Kondisi ini menjadi perhatian Dinas Perumahan dan Pemukiman (Disperkim) Kota Banjarmasin. Pasalnya akan berdampak rencana normalisasi sungai.
Kepala Disperkim Banjarmasin, Chandra menyebut mayoritas bangunan di atas bantaran ini bahkan berkembang tak beraturan. Terutama di kawasan yang tergolong kumuh. Mayoritas di Kecamatan Banjarmasin Selatan.
“Di sana ada Pemurus Dalam, Kelayan, yang memang padat penduduk. Tapi di Banjarmasin Utara juga ada seperti Kuin dan Alalak,” terangnya, Selasa (6/1/2025).
“Dia mengatakan, penanganan dan pengurangan kawasan kumuh di Banjarmasin terus dilakukan sejak 2022, melalui Bidang Permukiman, termasuk berkolaborasi dengan pemerintah provinsi dan pusat.
“Surat ketetapan tahun 2022 mencatat kawasan kumuh sekitar 508 hektare.

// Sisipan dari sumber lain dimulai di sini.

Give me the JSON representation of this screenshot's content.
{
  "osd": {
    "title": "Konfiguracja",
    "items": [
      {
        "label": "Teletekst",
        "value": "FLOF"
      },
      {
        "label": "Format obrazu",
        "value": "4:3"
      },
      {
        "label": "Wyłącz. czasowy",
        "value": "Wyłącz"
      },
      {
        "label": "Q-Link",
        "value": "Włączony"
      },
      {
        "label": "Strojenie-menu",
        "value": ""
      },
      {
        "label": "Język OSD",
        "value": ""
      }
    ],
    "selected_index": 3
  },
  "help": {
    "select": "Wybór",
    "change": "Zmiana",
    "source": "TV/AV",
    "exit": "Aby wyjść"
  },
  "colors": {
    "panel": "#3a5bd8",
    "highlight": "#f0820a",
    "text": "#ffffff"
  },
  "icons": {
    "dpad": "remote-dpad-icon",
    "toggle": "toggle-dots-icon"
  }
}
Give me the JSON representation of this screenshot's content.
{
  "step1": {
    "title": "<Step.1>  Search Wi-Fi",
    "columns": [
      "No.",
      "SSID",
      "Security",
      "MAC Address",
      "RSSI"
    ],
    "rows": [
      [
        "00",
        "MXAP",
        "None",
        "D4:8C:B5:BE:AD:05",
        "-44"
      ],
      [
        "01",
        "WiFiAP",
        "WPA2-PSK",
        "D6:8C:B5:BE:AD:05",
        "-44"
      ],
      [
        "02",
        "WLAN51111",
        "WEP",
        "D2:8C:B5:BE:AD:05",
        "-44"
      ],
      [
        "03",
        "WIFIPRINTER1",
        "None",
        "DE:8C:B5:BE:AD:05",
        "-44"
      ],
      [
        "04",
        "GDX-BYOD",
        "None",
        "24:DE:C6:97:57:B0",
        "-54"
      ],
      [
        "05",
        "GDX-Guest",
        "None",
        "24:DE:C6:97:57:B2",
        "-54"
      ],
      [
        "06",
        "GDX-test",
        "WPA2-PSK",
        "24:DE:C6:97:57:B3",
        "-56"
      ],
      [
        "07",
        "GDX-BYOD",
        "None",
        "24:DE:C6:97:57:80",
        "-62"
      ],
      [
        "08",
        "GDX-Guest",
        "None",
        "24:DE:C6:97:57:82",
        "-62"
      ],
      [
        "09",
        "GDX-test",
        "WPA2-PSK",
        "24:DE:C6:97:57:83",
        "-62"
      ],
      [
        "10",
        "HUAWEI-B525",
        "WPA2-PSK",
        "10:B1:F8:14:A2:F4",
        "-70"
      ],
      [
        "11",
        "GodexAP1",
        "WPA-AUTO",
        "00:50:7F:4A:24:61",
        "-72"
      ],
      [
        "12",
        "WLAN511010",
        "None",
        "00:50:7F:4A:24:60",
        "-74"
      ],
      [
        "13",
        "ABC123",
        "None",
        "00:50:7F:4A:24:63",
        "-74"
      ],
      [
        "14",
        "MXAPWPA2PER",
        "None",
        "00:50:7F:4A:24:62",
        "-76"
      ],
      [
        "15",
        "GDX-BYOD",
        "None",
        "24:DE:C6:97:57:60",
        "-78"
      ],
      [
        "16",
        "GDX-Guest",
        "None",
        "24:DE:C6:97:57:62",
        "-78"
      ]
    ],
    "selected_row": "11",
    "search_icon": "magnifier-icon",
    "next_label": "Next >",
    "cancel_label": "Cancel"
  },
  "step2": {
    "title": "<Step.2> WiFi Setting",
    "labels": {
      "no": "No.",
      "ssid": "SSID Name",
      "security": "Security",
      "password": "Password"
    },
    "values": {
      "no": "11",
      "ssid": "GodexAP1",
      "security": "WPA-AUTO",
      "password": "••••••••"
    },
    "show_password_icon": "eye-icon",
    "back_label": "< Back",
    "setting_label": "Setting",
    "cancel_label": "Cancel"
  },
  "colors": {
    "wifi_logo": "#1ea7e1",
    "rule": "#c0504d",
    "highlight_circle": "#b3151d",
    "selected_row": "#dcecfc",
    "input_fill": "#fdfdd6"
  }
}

Target penanganan 65 hektare pertahun. Saat ini sudah tertangani sekitar 210 hektare hingga 2025,” sebutnya.
Ia menegaskan, penanganan kawasan kumuh masih tersisa 298 hektare, dengan target penanganan dalam kurun waktu empan tahun ke depan.
Perihal rumah yang menjorok ke sungai, dia mengatakan sosialisasi terus dilakukan agar masyarakat tak menambah yang akan menghambat program normalisasi.
“Kami harap masyarakat bisa mematuhi. Karena akan menyulitkan normalisasi sungai,” tegasnya.
“Pembenahan infrastruktur tak beratur dikatakannya terus diupayakan. Selain itu, perbaikan akses jalan hingga sanitasi tidak layak turut didorong.